Former Winter Games medalist Karen Nystrom joined the Ridgebacks as head coach in 2009, replacing Gary Pitcher. Amassing 52 regulation wins during her six seasons there, Nystrom led the program to their first double digit win season during 2011–12.

Under Nystrom's tutelage, the Ridgebacks enjoyed consecutive appearances in the OUA playoffs, a program first. Both postseason berths (2013 and 2014) ended in first round exits.

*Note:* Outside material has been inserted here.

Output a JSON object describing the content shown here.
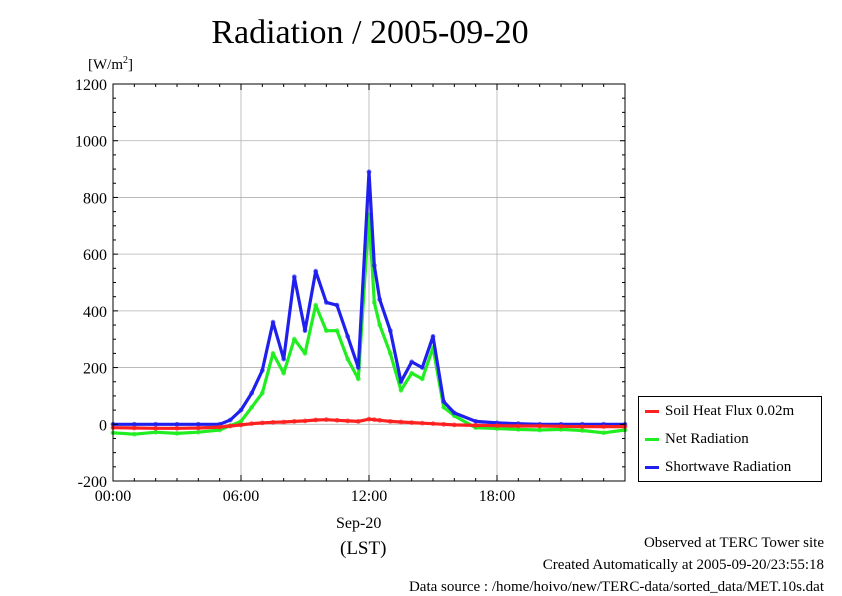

Inheriting the head coaching duties from Nystrom, Justin Caruana served in the role until 2024. Leading the Ridgebacks to the 2022 OUA Playoffs, the result was another first round exit, eliminated on home ice versus the Queen's Golden Gaels.

==Players==
=== All-time stat leaders ===

| Player Name | Pos. | Games | Goals | Assists | Points |
|---|---|---|---|---|---|
| Jill Morillo | F | 130 | 64 | 47 | 111 |
| Kassidy Nauboris | F |  | 46 | 46 | 92 |
| Sarah Worthington | F |  | 38 | 45 | 83 |
| Chelsea Ball | F |  | 37 | 37 | 74 |
| Jaclyn Gibson | F | 125 |  |  | 63 |
| Mikaeli Cavell | F | 120 | 18 | 42 | 60 |
| Samantha Forchielli |  |  | 28 | 29 | 57 |

==Awards and honours==
- 2018-19 OUA assists leader - Kassidy Nauboris (17 assists)
- 2021-22 OUA Most Sportsmanlike Award - Megan Johnson
- 2024-25 OUA leading goal scorer - Julia Jackson (14 goals)

===OUA All-Rookie===
- 2009-10 All-Rookie Team selection: Jill Morillo
- 2018-19 All-Rookie Team selection: Erin Ross
- 2021-22 OUA All-Rookie Team - Zoe McGee, Goaltender

===OUA All-stars===
- 2016-17 Second Team All-Star: Kassidy Nauboris
- 2018-19 First Team All-Star: Kassidy Nauboris
- 2021-22 Second Team All-Star: Brooke Vial
- 2021-22 Second Team All-Star: Natalie Wozney
- 2024-25 First Team All-Star: Julia Jackson

===USports honors===
- 2011 Academic All-Canadian: Jill Morillo
- 2012 CIS Marion Hilliard Award: Jill Morillo
- 2012 Second Team All-Canadian: Jill Morillo
- 2022-23 USports Academic All-Canadian: Kayla Welk

===University honors===
- 2024-25 Ontario Tech Female Athlete of the Year: Julia Jackson

- 2010-11 James Baun Cup: Jill Morillo
- 2024-25 James Baun Cup: Kayla Welk

==International==
- Kassidy Nauboris CAN: 2019 Winter Universiade 2

== Ridgebacks in Pro Hockey ==

| Player Name | Team | League | Season(s) | Notes |
|---|---|---|---|---|
| Victoria MacKenzie | Toronto Furies | CWHL | 2016–17 | Appeared in 2 regular season games |
| Chelsea Ball | MAC Budapest | EWHL | 2019–20 | Amassed 20 regular season points |
| Kassidy Nauboris | MAC Budapest | EWHL | 2019–20 | Amassed 23 regular season points |
| Natasha Tymcio | MAC Budapest | EWHL | 2019–20 | Appeared in 18 regular season games |

NOTE: In the 2016 CWHL Draft, Victoria MacKenzie and Jaclyn Gibson were both selected by the Toronto Furies. MacKenzie was a 10th round selection while Gibson was selected in the 12th round.